Most importantly, the Act calls upon the Securities and Exchange Commission (SEC) to adopt rules and regulations implementing the Act. And, until the SEC implements the Act through its rulemaking authority, this type of equity crowdfunding remains illegal. To date, the SEC has yet to act, putting the agency nearly 4 months behind their deadline.
The entrepreneurs that I know are excited for this opportunity. As are investors who want to be a part of something. The appeal of the reward and donation type crowdfunding platforms seems to be largely one of community, similar to the underpinnings of social networking in general. How else could a project like this ever get funding?

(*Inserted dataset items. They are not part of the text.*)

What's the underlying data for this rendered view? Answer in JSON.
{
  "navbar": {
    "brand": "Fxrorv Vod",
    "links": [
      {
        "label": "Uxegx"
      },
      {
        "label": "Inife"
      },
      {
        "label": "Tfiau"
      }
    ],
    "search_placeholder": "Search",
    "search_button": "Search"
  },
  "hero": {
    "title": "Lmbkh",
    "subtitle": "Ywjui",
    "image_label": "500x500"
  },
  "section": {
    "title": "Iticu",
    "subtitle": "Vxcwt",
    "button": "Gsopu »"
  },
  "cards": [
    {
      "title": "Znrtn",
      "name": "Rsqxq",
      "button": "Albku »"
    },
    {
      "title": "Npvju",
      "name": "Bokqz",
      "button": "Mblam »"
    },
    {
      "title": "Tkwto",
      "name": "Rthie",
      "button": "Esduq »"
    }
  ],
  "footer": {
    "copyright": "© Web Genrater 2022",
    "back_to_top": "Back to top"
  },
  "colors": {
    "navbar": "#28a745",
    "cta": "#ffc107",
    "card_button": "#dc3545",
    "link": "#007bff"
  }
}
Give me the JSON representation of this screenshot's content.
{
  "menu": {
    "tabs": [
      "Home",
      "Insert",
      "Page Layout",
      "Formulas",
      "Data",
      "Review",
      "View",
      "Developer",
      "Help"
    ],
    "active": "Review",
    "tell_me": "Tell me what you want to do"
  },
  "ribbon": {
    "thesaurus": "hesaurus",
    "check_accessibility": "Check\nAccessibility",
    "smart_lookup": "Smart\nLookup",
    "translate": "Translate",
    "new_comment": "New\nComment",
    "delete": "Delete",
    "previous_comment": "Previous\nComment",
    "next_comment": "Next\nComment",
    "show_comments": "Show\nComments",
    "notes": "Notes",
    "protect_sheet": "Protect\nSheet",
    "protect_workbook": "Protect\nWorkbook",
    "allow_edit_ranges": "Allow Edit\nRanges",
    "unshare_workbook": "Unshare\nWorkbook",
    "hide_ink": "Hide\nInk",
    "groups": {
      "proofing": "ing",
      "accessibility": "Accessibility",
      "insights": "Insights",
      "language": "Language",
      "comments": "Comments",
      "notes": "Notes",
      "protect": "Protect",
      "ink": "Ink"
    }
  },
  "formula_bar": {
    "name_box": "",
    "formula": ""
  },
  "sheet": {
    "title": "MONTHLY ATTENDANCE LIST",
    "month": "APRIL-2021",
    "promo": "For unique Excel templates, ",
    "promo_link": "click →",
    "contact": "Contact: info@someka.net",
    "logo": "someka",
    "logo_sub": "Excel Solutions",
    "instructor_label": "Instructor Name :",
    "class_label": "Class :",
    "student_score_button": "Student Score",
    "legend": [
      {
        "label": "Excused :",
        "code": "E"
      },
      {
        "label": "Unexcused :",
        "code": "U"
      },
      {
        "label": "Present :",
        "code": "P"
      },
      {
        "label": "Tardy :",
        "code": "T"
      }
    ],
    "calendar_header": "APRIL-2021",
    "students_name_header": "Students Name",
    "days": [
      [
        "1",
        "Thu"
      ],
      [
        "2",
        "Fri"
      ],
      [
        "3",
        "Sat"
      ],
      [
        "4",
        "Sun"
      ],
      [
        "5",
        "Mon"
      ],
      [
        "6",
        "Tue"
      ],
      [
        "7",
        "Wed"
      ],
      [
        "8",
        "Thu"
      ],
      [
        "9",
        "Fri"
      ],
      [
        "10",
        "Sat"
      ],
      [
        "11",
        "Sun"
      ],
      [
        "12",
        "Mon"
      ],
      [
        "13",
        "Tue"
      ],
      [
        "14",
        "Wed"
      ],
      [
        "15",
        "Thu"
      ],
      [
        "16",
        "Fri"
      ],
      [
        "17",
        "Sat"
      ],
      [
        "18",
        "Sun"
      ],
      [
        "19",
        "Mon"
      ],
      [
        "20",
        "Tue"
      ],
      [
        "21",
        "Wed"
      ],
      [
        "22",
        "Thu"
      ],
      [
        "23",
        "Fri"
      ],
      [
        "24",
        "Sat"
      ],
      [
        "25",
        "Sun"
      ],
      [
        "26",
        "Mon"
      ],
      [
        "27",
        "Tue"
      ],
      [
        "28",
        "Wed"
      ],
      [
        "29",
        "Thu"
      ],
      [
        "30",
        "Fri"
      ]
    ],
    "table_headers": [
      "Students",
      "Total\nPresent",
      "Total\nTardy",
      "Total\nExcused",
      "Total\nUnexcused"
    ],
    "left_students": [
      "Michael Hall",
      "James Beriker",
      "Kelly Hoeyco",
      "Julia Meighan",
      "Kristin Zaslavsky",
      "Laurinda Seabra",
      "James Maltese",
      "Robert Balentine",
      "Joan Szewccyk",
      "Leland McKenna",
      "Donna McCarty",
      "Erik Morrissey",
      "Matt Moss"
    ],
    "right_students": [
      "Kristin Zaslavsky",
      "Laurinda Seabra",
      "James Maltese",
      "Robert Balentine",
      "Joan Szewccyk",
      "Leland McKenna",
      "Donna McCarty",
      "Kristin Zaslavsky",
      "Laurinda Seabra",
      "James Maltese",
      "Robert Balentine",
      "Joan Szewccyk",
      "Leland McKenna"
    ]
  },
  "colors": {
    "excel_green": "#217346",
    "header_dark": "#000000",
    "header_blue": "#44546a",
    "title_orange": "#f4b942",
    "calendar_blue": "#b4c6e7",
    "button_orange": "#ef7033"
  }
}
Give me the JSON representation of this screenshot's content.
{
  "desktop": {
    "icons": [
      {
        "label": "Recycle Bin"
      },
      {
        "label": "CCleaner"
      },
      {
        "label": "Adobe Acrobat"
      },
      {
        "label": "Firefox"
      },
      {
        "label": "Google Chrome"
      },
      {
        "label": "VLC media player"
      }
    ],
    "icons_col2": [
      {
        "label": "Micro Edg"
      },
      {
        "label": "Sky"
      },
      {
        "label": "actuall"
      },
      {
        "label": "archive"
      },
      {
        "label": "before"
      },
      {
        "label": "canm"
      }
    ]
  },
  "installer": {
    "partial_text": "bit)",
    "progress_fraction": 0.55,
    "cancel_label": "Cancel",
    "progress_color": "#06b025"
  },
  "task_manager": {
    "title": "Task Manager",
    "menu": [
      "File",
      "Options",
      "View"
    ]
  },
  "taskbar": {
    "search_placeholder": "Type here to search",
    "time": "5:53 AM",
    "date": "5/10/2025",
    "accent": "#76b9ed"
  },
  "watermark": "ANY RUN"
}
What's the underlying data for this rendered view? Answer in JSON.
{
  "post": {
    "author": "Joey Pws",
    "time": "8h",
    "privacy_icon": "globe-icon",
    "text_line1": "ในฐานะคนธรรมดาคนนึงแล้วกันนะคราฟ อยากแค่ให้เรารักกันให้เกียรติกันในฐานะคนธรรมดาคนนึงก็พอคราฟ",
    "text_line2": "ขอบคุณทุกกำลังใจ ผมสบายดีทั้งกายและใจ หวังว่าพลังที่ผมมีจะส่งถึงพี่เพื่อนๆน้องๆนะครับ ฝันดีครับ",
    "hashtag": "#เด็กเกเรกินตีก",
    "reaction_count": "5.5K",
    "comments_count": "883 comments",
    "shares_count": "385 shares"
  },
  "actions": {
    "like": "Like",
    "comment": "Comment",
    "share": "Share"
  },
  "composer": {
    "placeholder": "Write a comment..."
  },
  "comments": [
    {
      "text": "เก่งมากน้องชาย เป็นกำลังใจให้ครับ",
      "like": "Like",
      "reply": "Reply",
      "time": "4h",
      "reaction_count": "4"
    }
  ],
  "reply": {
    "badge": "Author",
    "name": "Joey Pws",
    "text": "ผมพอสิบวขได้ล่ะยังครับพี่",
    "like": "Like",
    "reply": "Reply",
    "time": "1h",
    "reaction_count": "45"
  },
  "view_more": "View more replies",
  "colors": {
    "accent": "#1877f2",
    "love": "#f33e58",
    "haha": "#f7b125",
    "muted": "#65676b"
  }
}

Certainly, there are legitimate reasons for the SEC to carefully craft rules to implement the Act. Protecting the investing crowd from fraud is an important objective. Similarly, ensuring the investing crowd have adequate and accurate information to make an informed investment decision is principle inherent to our public equity markets. But these problems are by no means any reason for them to bury their heads in the sand.